И через четверть часа мы шли чинно по Парныхштрассе, и вся улица бежала за нами. Парных шел впереди, дымил папироской и приказывал толпе расступиться, по-русски, но с успехом. За ним мы с Кольнером торжественно несли саженный плед, на котором покоилась бережно уложенная парныховская тетенька черно-бурая. В ворот ее была воткнута ветка, а на ветке висел плакат с черной каймой и надписью готического склада на немецком языке: "В ломбард".
И за нами шли встревоженные обыватели, бежали школьники, несколько собак и даже один блюститель в форме. Никто из них никогда нигде ничего подобного не видел, а придраться было все-таки не к чему. По лицу блюстителя было видно, что он про себя на память бормочет все сто одиннадцать пунктов союзной конституции и никак не может найти подходящего; статское население растерялось совсем до потери соображения; растерялись даже собаки, которые, чуя по запаху, что вещи не краденые, в первый раз за свой собачий век не знали, как с ними поступить. И в то же время все чувствовали, что наша процессия -- нечто незаконное, недопустимое, и возмущались и злились, а мы были в своей тарелке и ликовали, и Парных, ненавидевший швейцарцев, сиял как вымазанный маслом.

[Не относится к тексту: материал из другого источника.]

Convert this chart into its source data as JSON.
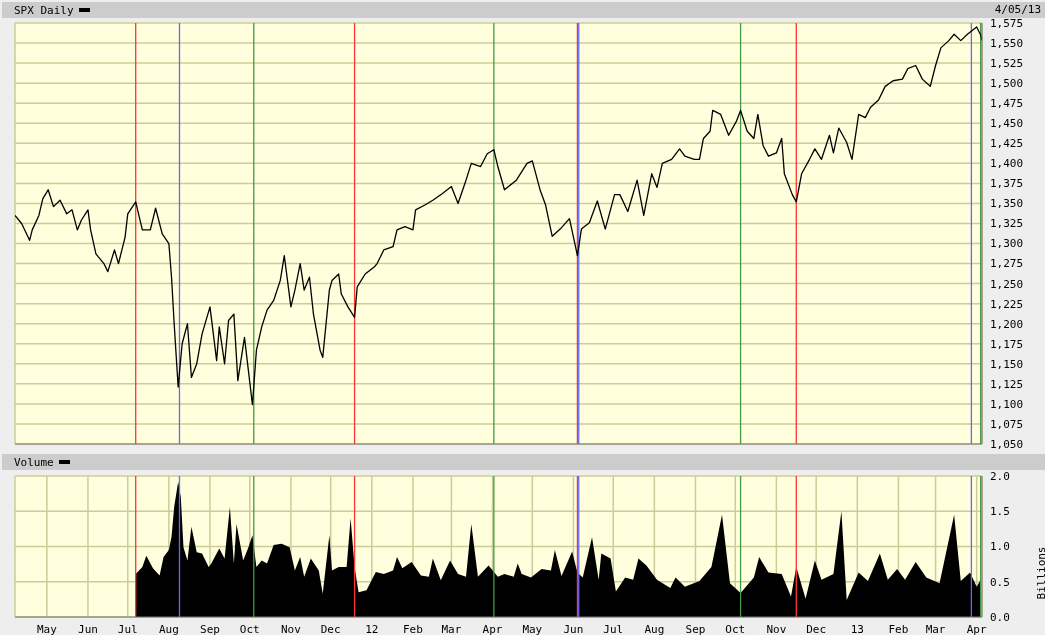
{
  "chart_data": [
    {
      "type": "line",
      "legend": "top left",
      "grid": true,
      "tick_labels": "y",
      "annotations": [
        "4/05/13"
      ],
      "xlim": [
        "2011-04-07",
        "2013-04-05"
      ],
      "xticks": [
        {
          "value": "2011-05-01",
          "label": null
        },
        {
          "value": "2011-06-01",
          "label": null
        },
        {
          "value": "2011-07-01",
          "label": null
        },
        {
          "value": "2011-08-01",
          "label": null
        },
        {
          "value": "2011-09-01",
          "label": null
        },
        {
          "value": "2011-10-01",
          "label": null
        },
        {
          "value": "2011-11-01",
          "label": null
        },
        {
          "value": "2011-12-01",
          "label": null
        },
        {
          "value": "2012-01-01",
          "label": null
        },
        {
          "value": "2012-02-01",
          "label": null
        },
        {
          "value": "2012-03-01",
          "label": null
        },
        {
          "value": "2012-04-01",
          "label": null
        },
        {
          "value": "2012-05-01",
          "label": null
        },
        {
          "value": "2012-06-01",
          "label": null
        },
        {
          "value": "2012-07-01",
          "label": null
        },
        {
          "value": "2012-08-01",
          "label": null
        },
        {
          "value": "2012-09-01",
          "label": null
        },
        {
          "value": "2012-10-01",
          "label": null
        },
        {
          "value": "2012-11-01",
          "label": null
        },
        {
          "value": "2012-12-01",
          "label": null
        },
        {
          "value": "2013-01-01",
          "label": null
        },
        {
          "value": "2013-02-01",
          "label": null
        },
        {
          "value": "2013-03-01",
          "label": null
        },
        {
          "value": "2013-04-01",
          "label": null
        }
      ],
      "ylim": [
        1050,
        1575
      ],
      "yticks": [
        {
          "value": 1050,
          "label": "1,050"
        },
        {
          "value": 1075,
          "label": "1,075"
        },
        {
          "value": 1100,
          "label": "1,100"
        },
        {
          "value": 1125,
          "label": "1,125"
        },
        {
          "value": 1150,
          "label": "1,150"
        },
        {
          "value": 1175,
          "label": "1,175"
        },
        {
          "value": 1200,
          "label": "1,200"
        },
        {
          "value": 1225,
          "label": "1,225"
        },
        {
          "value": 1250,
          "label": "1,250"
        },
        {
          "value": 1275,
          "label": "1,275"
        },
        {
          "value": 1300,
          "label": "1,300"
        },
        {
          "value": 1325,
          "label": "1,325"
        },
        {
          "value": 1350,
          "label": "1,350"
        },
        {
          "value": 1375,
          "label": "1,375"
        },
        {
          "value": 1400,
          "label": "1,400"
        },
        {
          "value": 1425,
          "label": "1,425"
        },
        {
          "value": 1450,
          "label": "1,450"
        },
        {
          "value": 1475,
          "label": "1,475"
        },
        {
          "value": 1500,
          "label": "1,500"
        },
        {
          "value": 1525,
          "label": "1,525"
        },
        {
          "value": 1550,
          "label": "1,550"
        },
        {
          "value": 1575,
          "label": "1,575"
        }
      ],
      "ref_lines": [
        {
          "axis": "x",
          "value": "2011-07-07",
          "color": "#ff3333"
        },
        {
          "axis": "x",
          "value": "2011-08-09",
          "color": "#6666ff"
        },
        {
          "axis": "x",
          "value": "2011-10-04",
          "color": "#449944"
        },
        {
          "axis": "x",
          "value": "2011-12-19",
          "color": "#ff3333"
        },
        {
          "axis": "x",
          "value": "2012-04-02",
          "color": "#449944"
        },
        {
          "axis": "x",
          "value": "2012-06-04",
          "color": "#ff3333"
        },
        {
          "axis": "x",
          "value": "2012-06-05",
          "color": "#6666ff"
        },
        {
          "axis": "x",
          "value": "2012-10-05",
          "color": "#449944"
        },
        {
          "axis": "x",
          "value": "2012-11-16",
          "color": "#ff3333"
        },
        {
          "axis": "x",
          "value": "2013-03-28",
          "color": "#6666ff"
        },
        {
          "axis": "x",
          "value": "2013-04-04",
          "color": "#449944"
        }
      ],
      "series": [
        {
          "name": "SPX Daily",
          "color": "#000000",
          "x": [
            "2011-04-07",
            "2011-04-12",
            "2011-04-18",
            "2011-04-20",
            "2011-04-25",
            "2011-04-28",
            "2011-05-02",
            "2011-05-06",
            "2011-05-11",
            "2011-05-16",
            "2011-05-20",
            "2011-05-24",
            "2011-05-27",
            "2011-06-01",
            "2011-06-03",
            "2011-06-07",
            "2011-06-13",
            "2011-06-16",
            "2011-06-21",
            "2011-06-24",
            "2011-06-29",
            "2011-07-01",
            "2011-07-07",
            "2011-07-12",
            "2011-07-18",
            "2011-07-22",
            "2011-07-27",
            "2011-08-01",
            "2011-08-03",
            "2011-08-05",
            "2011-08-08",
            "2011-08-11",
            "2011-08-15",
            "2011-08-18",
            "2011-08-22",
            "2011-08-26",
            "2011-09-01",
            "2011-09-06",
            "2011-09-08",
            "2011-09-12",
            "2011-09-15",
            "2011-09-19",
            "2011-09-22",
            "2011-09-27",
            "2011-10-03",
            "2011-10-06",
            "2011-10-10",
            "2011-10-14",
            "2011-10-19",
            "2011-10-24",
            "2011-10-27",
            "2011-11-01",
            "2011-11-04",
            "2011-11-08",
            "2011-11-11",
            "2011-11-15",
            "2011-11-18",
            "2011-11-23",
            "2011-11-25",
            "2011-11-30",
            "2011-12-02",
            "2011-12-07",
            "2011-12-09",
            "2011-12-14",
            "2011-12-19",
            "2011-12-21",
            "2011-12-27",
            "2012-01-03",
            "2012-01-05",
            "2012-01-10",
            "2012-01-17",
            "2012-01-20",
            "2012-01-26",
            "2012-02-01",
            "2012-02-03",
            "2012-02-10",
            "2012-02-16",
            "2012-02-23",
            "2012-03-01",
            "2012-03-06",
            "2012-03-12",
            "2012-03-16",
            "2012-03-23",
            "2012-03-28",
            "2012-04-02",
            "2012-04-05",
            "2012-04-10",
            "2012-04-19",
            "2012-04-27",
            "2012-05-01",
            "2012-05-07",
            "2012-05-11",
            "2012-05-16",
            "2012-05-22",
            "2012-05-29",
            "2012-06-04",
            "2012-06-07",
            "2012-06-13",
            "2012-06-19",
            "2012-06-25",
            "2012-07-02",
            "2012-07-06",
            "2012-07-12",
            "2012-07-19",
            "2012-07-24",
            "2012-07-30",
            "2012-08-03",
            "2012-08-07",
            "2012-08-14",
            "2012-08-20",
            "2012-08-24",
            "2012-08-31",
            "2012-09-04",
            "2012-09-07",
            "2012-09-12",
            "2012-09-14",
            "2012-09-20",
            "2012-09-26",
            "2012-10-02",
            "2012-10-05",
            "2012-10-10",
            "2012-10-15",
            "2012-10-18",
            "2012-10-22",
            "2012-10-26",
            "2012-11-01",
            "2012-11-05",
            "2012-11-07",
            "2012-11-13",
            "2012-11-16",
            "2012-11-20",
            "2012-11-26",
            "2012-11-30",
            "2012-12-05",
            "2012-12-11",
            "2012-12-14",
            "2012-12-18",
            "2012-12-24",
            "2012-12-28",
            "2013-01-02",
            "2013-01-07",
            "2013-01-11",
            "2013-01-17",
            "2013-01-22",
            "2013-01-28",
            "2013-02-04",
            "2013-02-08",
            "2013-02-14",
            "2013-02-19",
            "2013-02-25",
            "2013-03-01",
            "2013-03-05",
            "2013-03-11",
            "2013-03-15",
            "2013-03-20",
            "2013-03-25",
            "2013-04-01",
            "2013-04-04",
            "2013-04-05"
          ],
          "values": [
            1335,
            1325,
            1304,
            1317,
            1335,
            1356,
            1367,
            1346,
            1354,
            1337,
            1342,
            1317,
            1329,
            1342,
            1317,
            1287,
            1275,
            1265,
            1292,
            1275,
            1308,
            1337,
            1352,
            1317,
            1317,
            1344,
            1312,
            1300,
            1258,
            1200,
            1121,
            1175,
            1200,
            1133,
            1150,
            1187,
            1221,
            1154,
            1196,
            1150,
            1204,
            1212,
            1129,
            1183,
            1099,
            1167,
            1196,
            1217,
            1229,
            1254,
            1285,
            1221,
            1242,
            1275,
            1242,
            1258,
            1212,
            1167,
            1158,
            1242,
            1254,
            1262,
            1237,
            1221,
            1208,
            1246,
            1262,
            1271,
            1275,
            1292,
            1296,
            1317,
            1321,
            1317,
            1342,
            1348,
            1354,
            1362,
            1371,
            1350,
            1379,
            1400,
            1396,
            1412,
            1417,
            1396,
            1367,
            1379,
            1400,
            1403,
            1366,
            1348,
            1309,
            1318,
            1331,
            1285,
            1318,
            1326,
            1353,
            1318,
            1361,
            1361,
            1340,
            1379,
            1335,
            1387,
            1370,
            1400,
            1405,
            1418,
            1409,
            1405,
            1405,
            1431,
            1440,
            1466,
            1461,
            1435,
            1453,
            1466,
            1440,
            1431,
            1461,
            1422,
            1409,
            1413,
            1431,
            1387,
            1361,
            1352,
            1387,
            1405,
            1418,
            1405,
            1435,
            1413,
            1444,
            1426,
            1405,
            1461,
            1457,
            1470,
            1479,
            1496,
            1503,
            1505,
            1518,
            1522,
            1505,
            1496,
            1522,
            1544,
            1553,
            1561,
            1553,
            1561,
            1570,
            1560,
            1553
          ]
        }
      ]
    },
    {
      "type": "area",
      "legend": "top left",
      "grid": true,
      "ylabel": "Billions",
      "xlim": [
        "2011-04-07",
        "2013-04-05"
      ],
      "xticks": [
        {
          "value": "2011-05-01",
          "label": "May"
        },
        {
          "value": "2011-06-01",
          "label": "Jun"
        },
        {
          "value": "2011-07-01",
          "label": "Jul"
        },
        {
          "value": "2011-08-01",
          "label": "Aug"
        },
        {
          "value": "2011-09-01",
          "label": "Sep"
        },
        {
          "value": "2011-10-01",
          "label": "Oct"
        },
        {
          "value": "2011-11-01",
          "label": "Nov"
        },
        {
          "value": "2011-12-01",
          "label": "Dec"
        },
        {
          "value": "2012-01-01",
          "label": "12"
        },
        {
          "value": "2012-02-01",
          "label": "Feb"
        },
        {
          "value": "2012-03-01",
          "label": "Mar"
        },
        {
          "value": "2012-04-01",
          "label": "Apr"
        },
        {
          "value": "2012-05-01",
          "label": "May"
        },
        {
          "value": "2012-06-01",
          "label": "Jun"
        },
        {
          "value": "2012-07-01",
          "label": "Jul"
        },
        {
          "value": "2012-08-01",
          "label": "Aug"
        },
        {
          "value": "2012-09-01",
          "label": "Sep"
        },
        {
          "value": "2012-10-01",
          "label": "Oct"
        },
        {
          "value": "2012-11-01",
          "label": "Nov"
        },
        {
          "value": "2012-12-01",
          "label": "Dec"
        },
        {
          "value": "2013-01-01",
          "label": "13"
        },
        {
          "value": "2013-02-01",
          "label": "Feb"
        },
        {
          "value": "2013-03-01",
          "label": "Mar"
        },
        {
          "value": "2013-04-01",
          "label": "Apr"
        }
      ],
      "ylim": [
        0,
        2
      ],
      "yticks": [
        {
          "value": 0,
          "label": "0.0"
        },
        0.5,
        {
          "value": 1,
          "label": "1.0"
        },
        1.5,
        {
          "value": 2,
          "label": "2.0"
        }
      ],
      "ref_lines": [
        {
          "axis": "x",
          "value": "2011-07-07",
          "color": "#ff3333"
        },
        {
          "axis": "x",
          "value": "2011-08-09",
          "color": "#6666ff"
        },
        {
          "axis": "x",
          "value": "2011-10-04",
          "color": "#449944"
        },
        {
          "axis": "x",
          "value": "2011-12-19",
          "color": "#ff3333"
        },
        {
          "axis": "x",
          "value": "2012-04-02",
          "color": "#449944"
        },
        {
          "axis": "x",
          "value": "2012-06-04",
          "color": "#ff3333"
        },
        {
          "axis": "x",
          "value": "2012-06-05",
          "color": "#6666ff"
        },
        {
          "axis": "x",
          "value": "2012-10-05",
          "color": "#449944"
        },
        {
          "axis": "x",
          "value": "2012-11-16",
          "color": "#ff3333"
        },
        {
          "axis": "x",
          "value": "2013-03-28",
          "color": "#6666ff"
        },
        {
          "axis": "x",
          "value": "2013-04-04",
          "color": "#449944"
        }
      ],
      "series": [
        {
          "name": "Volume",
          "color": "#000000",
          "x": [
            "2011-07-07",
            "2011-07-12",
            "2011-07-15",
            "2011-07-20",
            "2011-07-25",
            "2011-07-28",
            "2011-08-01",
            "2011-08-03",
            "2011-08-05",
            "2011-08-08",
            "2011-08-10",
            "2011-08-12",
            "2011-08-15",
            "2011-08-18",
            "2011-08-22",
            "2011-08-26",
            "2011-08-31",
            "2011-09-02",
            "2011-09-08",
            "2011-09-12",
            "2011-09-16",
            "2011-09-19",
            "2011-09-21",
            "2011-09-26",
            "2011-09-30",
            "2011-10-03",
            "2011-10-06",
            "2011-10-10",
            "2011-10-14",
            "2011-10-19",
            "2011-10-25",
            "2011-10-31",
            "2011-11-04",
            "2011-11-08",
            "2011-11-11",
            "2011-11-16",
            "2011-11-22",
            "2011-11-25",
            "2011-11-30",
            "2011-12-02",
            "2011-12-07",
            "2011-12-13",
            "2011-12-16",
            "2011-12-19",
            "2011-12-22",
            "2011-12-28",
            "2012-01-04",
            "2012-01-10",
            "2012-01-17",
            "2012-01-20",
            "2012-01-24",
            "2012-01-31",
            "2012-02-07",
            "2012-02-13",
            "2012-02-16",
            "2012-02-22",
            "2012-02-29",
            "2012-03-06",
            "2012-03-12",
            "2012-03-16",
            "2012-03-21",
            "2012-03-29",
            "2012-04-05",
            "2012-04-10",
            "2012-04-17",
            "2012-04-20",
            "2012-04-23",
            "2012-04-30",
            "2012-05-08",
            "2012-05-15",
            "2012-05-18",
            "2012-05-23",
            "2012-05-31",
            "2012-06-04",
            "2012-06-08",
            "2012-06-15",
            "2012-06-20",
            "2012-06-22",
            "2012-06-29",
            "2012-07-03",
            "2012-07-10",
            "2012-07-16",
            "2012-07-20",
            "2012-07-26",
            "2012-08-03",
            "2012-08-13",
            "2012-08-17",
            "2012-08-24",
            "2012-09-04",
            "2012-09-13",
            "2012-09-21",
            "2012-09-27",
            "2012-10-05",
            "2012-10-15",
            "2012-10-19",
            "2012-10-26",
            "2012-11-05",
            "2012-11-12",
            "2012-11-16",
            "2012-11-23",
            "2012-11-30",
            "2012-12-05",
            "2012-12-14",
            "2012-12-20",
            "2012-12-24",
            "2013-01-02",
            "2013-01-09",
            "2013-01-18",
            "2013-01-24",
            "2013-01-31",
            "2013-02-06",
            "2013-02-14",
            "2013-02-22",
            "2013-03-04",
            "2013-03-15",
            "2013-03-20",
            "2013-03-27",
            "2013-04-01",
            "2013-04-04"
          ],
          "values": [
            0.61,
            0.71,
            0.87,
            0.69,
            0.59,
            0.85,
            0.95,
            1.14,
            1.56,
            1.92,
            1.7,
            0.99,
            0.8,
            1.28,
            0.92,
            0.9,
            0.71,
            0.76,
            0.97,
            0.83,
            1.56,
            0.76,
            1.32,
            0.8,
            0.99,
            1.16,
            0.71,
            0.8,
            0.76,
            1.02,
            1.04,
            0.99,
            0.66,
            0.85,
            0.57,
            0.83,
            0.66,
            0.33,
            1.16,
            0.66,
            0.71,
            0.71,
            1.4,
            0.71,
            0.35,
            0.38,
            0.64,
            0.61,
            0.66,
            0.85,
            0.69,
            0.78,
            0.59,
            0.57,
            0.83,
            0.52,
            0.8,
            0.61,
            0.57,
            1.32,
            0.57,
            0.73,
            0.57,
            0.61,
            0.57,
            0.76,
            0.61,
            0.56,
            0.68,
            0.66,
            0.95,
            0.58,
            0.93,
            0.63,
            0.56,
            1.13,
            0.53,
            0.9,
            0.83,
            0.36,
            0.56,
            0.53,
            0.83,
            0.73,
            0.53,
            0.41,
            0.56,
            0.43,
            0.51,
            0.71,
            1.45,
            0.48,
            0.34,
            0.56,
            0.85,
            0.63,
            0.61,
            0.29,
            0.71,
            0.26,
            0.8,
            0.53,
            0.61,
            1.5,
            0.24,
            0.63,
            0.51,
            0.9,
            0.53,
            0.68,
            0.53,
            0.78,
            0.56,
            0.48,
            1.45,
            0.51,
            0.63,
            0.43,
            0.53
          ]
        }
      ]
    }
  ]
}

С каким шиком мы явились в столовую, где уже собралась вся колония в ожидании обеда! Я сейчас же вошел в читальню и отыскал библиотекаршу. Она, купно с другими четырьмя девицами, висела неподвижно над свежей книгой толстого журнала, и видно было, что все пятеро задыхаются не столько от тесноты, сколько от блаженства и мления, ибо журнал был из "хороших".
-- Госпожа Перцова, -- позвал я, зная, что библиотекаршу ничем горше не взбесишь, так как она не признавала "титулов". -- Госпожа, за мною, кажется, долг в библиотеке? Она перевела дух от восхищения, оторвала глаза от книги и презрительно посмотрела на меня:
-- Гевисс, абер [Верно, но (нем.)] зачем это вам? Ведь вы все равно не заплатите. Пять франков.
Я заплатил, и она так растерялась, что опрокинула чернильницу на страницу хорошего журнала. Тут мне показалось, что я схожу с ума от восторга; девицы вскипели, я выбежал в переднюю и наткнулся на Зиночку.
-- Я богат! Фрейлейн Зина, голубочка, золотистая, пойдемте на Штокгорн, дня на три, с Парных и Кольнером.
И мы помчались по славной, мягкой пыльце немощеных улиц к вокзалу, и добряки-туземцы с ласковым любопытством глядели на нас, когда мы затопляли вагон третьего класса гамом, хохотом и широкозвучной гармонией русского языка, лучшего из наречий мира сего!
Газета "Одесские новости", 16.10.1900
Очерк 2-й
Приближался июнь. Около этого времени, по обычаю, у нас в колонии начались приготовления к "балу". Отпечатали очень много билетов на немецком языке по аристократической цене в полтора франка и раздали их нам отчасти насильно, с тем чтобы мы по одному или больше приобрели для личного употребления и чтоб остальные продали, не принимая никаких возражений, "знакомым".
По личному горькому опыту многие из нас вообще были склонны считать фикцией очень распространенное мнение, что у человека могут быть знакомые. Даже у себя на родине, в Томске или в Севастополе, они привыкли считать своих знакомых по системе "раз, два и обчелся". Парных утверждал, что это неумение знакомиться -- знамение времени. Тем более не было ни у кого знакомых здесь, в почтенной столице швейцарского союза. Я узнал четырех болгар и нарочно пошел на их лекции, которые обыкновенно не посещал, потому что был курсом ниже; но болгары как старожилы узнали наши обычаи и теперь скрывались. Я ушел с лекции без результата, в очень злом настроении. Легко ли было отсидеть бесплодно битый час на чужом каноническом праве?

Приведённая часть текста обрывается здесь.